As a priest and representative of the church, I believe it is our ecclesial duty to meet young people where they are, reach out and help them connect with our institutes, and take a step with them in life’s journey, assisting them in discovery of their purpose in the divine plan.  As a church, we are probably not doing enough—or perhaps better stated, we could do more.  As Holden might say, we (priests) get a hundred instructions a month from ecclesial leaders telling us why we can’t help young people if they just want to get married their way on a beach, up a mountain, or in a vineyard, plus they send us a thousand notes a year telling us how not to help those that were married before, even though they just made a mistake and married a phony or a pervert.  The old PTB just like to issue ecclesial sanctions, penalties, and reprimands when you try to help somebody.  And if you want to privately bless their marriage, the old chancery people really go crazy—trust me, they do.  They want us to be phonies, too; like if you find out somebody’s living together before they get married you’re supposed to die of heart attack or something.  And you can’t tell the phonies that they’re morons, he would say, because morons don’t like it when you call them a moron.

Though obviously joking, I point to a perception that many young people don’t find the church to be very relevant in their lives and don’t find us, priests and church workers, to be particularly helpful. They really do kill me.  I recently saw a statistic showing less than 500 weddings in our diocesan churches last year.  It seems awfully low to me.  I’m working on 30 to 40 right now—some of my close priest-friends have a similar load.  But there are over a hundred priests serving in our diocese.  Have most of them decided it’s easier to not even try to help these kids?  My point is that we ought to find ways to assist young people, in general, become interested in, and excited about, our communal faith, and search ways to help couples, in particular, become less turned-off by our marriage guidelines and other ecclesial laws.  Holden observed that some Catholics are always trying to find out how Catholic you are—half a century later, it’s still true.

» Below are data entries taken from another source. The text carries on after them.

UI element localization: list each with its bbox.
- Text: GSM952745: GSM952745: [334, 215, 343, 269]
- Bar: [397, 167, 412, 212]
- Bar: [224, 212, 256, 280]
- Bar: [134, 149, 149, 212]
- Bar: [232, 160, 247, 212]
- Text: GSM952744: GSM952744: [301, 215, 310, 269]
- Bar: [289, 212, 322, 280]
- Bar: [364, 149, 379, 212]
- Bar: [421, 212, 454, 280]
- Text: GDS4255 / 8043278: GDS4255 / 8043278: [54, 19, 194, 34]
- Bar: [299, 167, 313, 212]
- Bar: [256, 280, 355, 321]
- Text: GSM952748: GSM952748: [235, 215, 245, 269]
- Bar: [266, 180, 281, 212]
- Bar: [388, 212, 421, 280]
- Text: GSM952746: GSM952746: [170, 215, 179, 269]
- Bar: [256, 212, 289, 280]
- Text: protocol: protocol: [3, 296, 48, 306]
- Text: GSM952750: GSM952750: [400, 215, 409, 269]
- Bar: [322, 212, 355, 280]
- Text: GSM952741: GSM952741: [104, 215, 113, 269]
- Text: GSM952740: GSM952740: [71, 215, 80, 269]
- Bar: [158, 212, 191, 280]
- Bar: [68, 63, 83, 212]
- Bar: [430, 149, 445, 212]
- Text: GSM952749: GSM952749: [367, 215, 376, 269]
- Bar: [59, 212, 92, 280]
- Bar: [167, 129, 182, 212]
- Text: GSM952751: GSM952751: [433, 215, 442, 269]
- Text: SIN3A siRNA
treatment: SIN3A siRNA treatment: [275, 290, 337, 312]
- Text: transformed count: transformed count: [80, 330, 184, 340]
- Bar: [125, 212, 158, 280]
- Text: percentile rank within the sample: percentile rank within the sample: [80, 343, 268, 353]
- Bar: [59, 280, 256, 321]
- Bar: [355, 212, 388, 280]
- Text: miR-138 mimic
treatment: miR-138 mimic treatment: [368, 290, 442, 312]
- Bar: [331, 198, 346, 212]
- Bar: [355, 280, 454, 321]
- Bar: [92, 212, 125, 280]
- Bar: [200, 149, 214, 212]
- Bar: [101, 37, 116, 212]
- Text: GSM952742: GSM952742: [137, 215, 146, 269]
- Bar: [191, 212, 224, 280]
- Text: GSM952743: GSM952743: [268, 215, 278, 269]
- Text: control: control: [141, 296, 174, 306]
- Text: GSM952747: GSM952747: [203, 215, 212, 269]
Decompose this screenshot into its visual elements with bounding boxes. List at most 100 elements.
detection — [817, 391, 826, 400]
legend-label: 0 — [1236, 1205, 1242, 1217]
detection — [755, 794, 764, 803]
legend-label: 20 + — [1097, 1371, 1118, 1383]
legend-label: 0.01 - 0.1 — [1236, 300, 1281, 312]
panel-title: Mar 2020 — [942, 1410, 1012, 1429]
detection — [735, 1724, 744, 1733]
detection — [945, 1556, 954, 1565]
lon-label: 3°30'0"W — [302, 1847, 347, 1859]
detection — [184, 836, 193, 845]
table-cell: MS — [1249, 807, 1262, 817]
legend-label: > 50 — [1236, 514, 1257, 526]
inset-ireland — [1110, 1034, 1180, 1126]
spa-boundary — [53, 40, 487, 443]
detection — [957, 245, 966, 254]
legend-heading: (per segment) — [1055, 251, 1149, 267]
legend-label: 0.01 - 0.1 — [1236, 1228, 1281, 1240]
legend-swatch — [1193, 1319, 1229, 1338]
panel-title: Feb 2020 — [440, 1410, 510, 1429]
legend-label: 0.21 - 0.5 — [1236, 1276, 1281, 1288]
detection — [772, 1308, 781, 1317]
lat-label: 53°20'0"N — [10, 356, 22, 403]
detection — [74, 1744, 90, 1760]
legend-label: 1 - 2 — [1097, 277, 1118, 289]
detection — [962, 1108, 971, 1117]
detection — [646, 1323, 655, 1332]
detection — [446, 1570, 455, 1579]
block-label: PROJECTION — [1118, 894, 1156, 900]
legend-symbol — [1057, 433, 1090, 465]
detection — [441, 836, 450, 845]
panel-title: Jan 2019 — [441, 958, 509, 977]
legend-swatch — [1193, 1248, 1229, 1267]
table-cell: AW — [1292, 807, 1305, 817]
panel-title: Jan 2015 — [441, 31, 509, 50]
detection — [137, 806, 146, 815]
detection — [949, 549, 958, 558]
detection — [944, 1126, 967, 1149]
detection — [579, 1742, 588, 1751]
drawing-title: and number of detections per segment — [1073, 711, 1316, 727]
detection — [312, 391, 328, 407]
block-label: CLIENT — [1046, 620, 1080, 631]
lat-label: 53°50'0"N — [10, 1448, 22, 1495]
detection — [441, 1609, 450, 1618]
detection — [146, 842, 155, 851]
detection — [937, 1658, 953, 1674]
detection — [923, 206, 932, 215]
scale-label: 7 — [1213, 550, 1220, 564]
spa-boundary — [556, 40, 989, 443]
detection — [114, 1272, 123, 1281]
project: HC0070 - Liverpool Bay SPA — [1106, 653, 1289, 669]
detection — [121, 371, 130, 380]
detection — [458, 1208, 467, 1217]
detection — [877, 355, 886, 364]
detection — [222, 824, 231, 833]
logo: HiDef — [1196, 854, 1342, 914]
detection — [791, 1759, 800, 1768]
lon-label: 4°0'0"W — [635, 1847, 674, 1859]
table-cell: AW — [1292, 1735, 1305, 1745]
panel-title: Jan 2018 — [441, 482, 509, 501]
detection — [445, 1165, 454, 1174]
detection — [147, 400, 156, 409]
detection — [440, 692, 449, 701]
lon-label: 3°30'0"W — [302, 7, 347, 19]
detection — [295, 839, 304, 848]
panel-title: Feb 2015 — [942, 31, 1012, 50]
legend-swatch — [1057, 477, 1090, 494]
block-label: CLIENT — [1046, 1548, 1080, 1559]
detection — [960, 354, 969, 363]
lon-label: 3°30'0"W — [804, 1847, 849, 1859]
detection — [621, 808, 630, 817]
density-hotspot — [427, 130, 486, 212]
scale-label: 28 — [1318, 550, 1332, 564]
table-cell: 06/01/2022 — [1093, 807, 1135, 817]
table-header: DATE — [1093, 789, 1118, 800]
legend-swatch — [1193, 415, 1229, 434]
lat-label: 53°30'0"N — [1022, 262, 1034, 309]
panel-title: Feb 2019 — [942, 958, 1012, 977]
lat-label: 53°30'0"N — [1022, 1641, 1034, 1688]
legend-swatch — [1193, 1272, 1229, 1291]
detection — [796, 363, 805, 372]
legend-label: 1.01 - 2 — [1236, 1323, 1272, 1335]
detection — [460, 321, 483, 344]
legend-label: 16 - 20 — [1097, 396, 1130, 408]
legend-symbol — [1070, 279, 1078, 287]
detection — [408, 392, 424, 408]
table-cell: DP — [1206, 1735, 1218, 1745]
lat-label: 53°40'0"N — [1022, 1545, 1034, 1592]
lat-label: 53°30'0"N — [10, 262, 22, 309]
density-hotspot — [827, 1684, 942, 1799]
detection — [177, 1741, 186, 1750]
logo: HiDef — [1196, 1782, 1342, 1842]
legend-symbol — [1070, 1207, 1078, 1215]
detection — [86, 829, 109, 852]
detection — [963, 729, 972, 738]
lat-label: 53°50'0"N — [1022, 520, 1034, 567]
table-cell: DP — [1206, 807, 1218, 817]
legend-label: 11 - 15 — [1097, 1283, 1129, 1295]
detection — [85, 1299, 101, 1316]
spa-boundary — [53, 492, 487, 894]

If the church is a big field of rye above some crazy cliff where thousands of kids play, somebody big needs to be there to catch them if any start to go over the cliff, in case they don’t watch where they’re going.  When Holden was asked what he wanted to be, he said, “I know it’s crazy but that’s the only thing I’d really like to be…somebody’s got to catch them.”  Though I’m no Holden Caulfield, I hope we, the church, will look out for our young people, especially in times of transition, to help them stay connected, even happy, in the church–and catch them so they don’t fall away.

(Blogger’s Note: except for the underlying message that the church should more readily see from the eyes of young people, this column is facetious; those familiar with J. D. Salinger’s writing will quickly get this. I should also note that when I challenge the church, I am referring not only to those in power positions but to you and me who can, in our own ways, effect change.  I write this not only because it’s true but also because I don’t want to get any calls from PTB morons.)